What is the best benefit of being an ASEE member?

As highlighted above, I can summarize here as two key benefits:

  1. Access to pedagogical research, resources and news. 
  2. A platform to connect with well experienced educators. 


How can ASEE better serve you (and the larger engineering education community)?

In addition, to the accompanying exhibitions at the conferences by educational vendors, I would like to see ASEE highlighting technological innovations and tools that are coming into the educational scene. Education is going through major changes as a result of new technologies and I encourage ASEE to be at the forefront of highlighting these tools and how they are being implemented. I would like to give piazza.com as an example. Piazza is a wonderful classroom discussion tool for instructors that I discovered while attending the exhibition at the national conference. Such tools need to reach more educators via avenues other than just at conferences.

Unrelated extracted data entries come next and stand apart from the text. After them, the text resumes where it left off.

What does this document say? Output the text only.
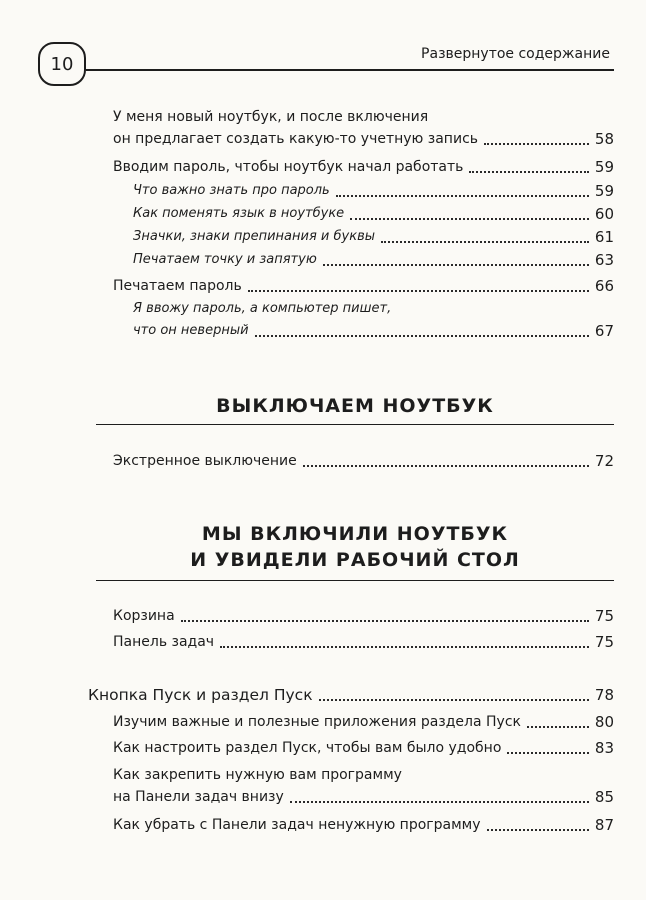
10	Развернутое содержание
У меня новый ноутбук, и после включения
он предлагает создать какую-то учетную запись	58
Вводим пароль, чтобы ноутбук начал работать	59
Что важно знать про пароль	59
Как поменять язык в ноутбуке	60
Значки, знаки препинания и буквы	61
Печатаем точку и запятую	63
Печатаем пароль	66
Я ввожу пароль, а компьютер пишет,
что он неверный	67
ВЫКЛЮЧАЕМ НОУТБУК
Экстренное выключение	72
МЫ ВКЛЮЧИЛИ НОУТБУК
И УВИДЕЛИ РАБОЧИЙ СТОЛ
Корзина	75
Панель задач	75
Кнопка Пуск и раздел Пуск	78
Изучим важные и полезные приложения раздела Пуск	80
Как настроить раздел Пуск, чтобы вам было удобно	83
Как закрепить нужную вам программу
на Панели задач внизу	85
Как убрать с Панели задач ненужную программу	87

What are a few things you enjoy outside of work - things that make you, you?

I am a technology geek. I love reading about it and exploring new ways of doing the same old things. Many of my educational app ideas are a result of this interest. Hence it makes for a great overlap between work and play. Secondly, I find great comfort and inspiration within visual arts and aesthetics. I enjoy illustrating and graphic design. My go to tools are Adobe Photoshop and Adobe Illustrator on my Mac, but I often enjoy traditional sketching and watercoloring when inspired. This inclination towards the visual arts, has had tremendous influence on my career. For instance, I am able to design user experiences for my mobile apps with interfaces that are appealing, yet simple to use. I spend considerable energy branding my apps and designing a feel with the educational user in mind. From the teaching standpoint, whenever I get a chance to use presentation slides to deliver a lecture, I pride myself on producing the most visually captivating presentations - many times drawing the graphical elements and schematics from scratch. As an example the ‘Get Prepared to Present Well’ video on YouTube.com was entirely drawn and animated using Apple’s PowerPoint point alternative, Keynote.(3) On the personal side, I have published a children’s picture book, for the iBooks store, called “It’s Snowing in Africa.” The book includes illustrations that were produced entirely using the iPad app Paper by 53.(10) With the advent of technology, I think educators have numerous tools at our disposal that are certain to make teaching and learning fun.

References:

Below are links to papers and videos related to the responses above

  1. Bakrania, S.D., “Integration of Journal Club Ideology into a Nanotechnology Course,” American Society of Engineering Education Conference, Louiseville, KY, June 20-23, 2010.
  2. Bakrania, S.D., “Getting Students Prepared to Present Well,” American Society of Engineering Education Conference, Vancouver, BC, Canada, June 26-29, 2011.
  3. YouTube Video, “Get Prepared to Present Well,” http://youtu.be/3OmOIzgPOqo.
  4. YouTube Video, “Wind Turbine Design I for Sophomore Engineering Clinics,” http://youtu.be/Xvo73TxW6_k
  5. YouTube Video, “Wind Turbine Design II for Sophomore Engineering Clinics,” http://youtu.be/UJn2_lLRLrg
  6. Bakrania, S.D., “Getting Students Involved in a Classroom with an iPhone App,” American Society of Engineering Education Conference, San Antonio, TX, June 10-13, 2012.
  7. YouTube Video, “Pikme,” http://youtu.be/Rtn3xWVLCt4
  8. Banger, S., and Bakrania, S.D., “A rubric-based grading app for the iPad,” American Society of Engineering Education Conference, Atlanta, GA, June 24-26, 2013. Selected as Best in Computers in Education papers.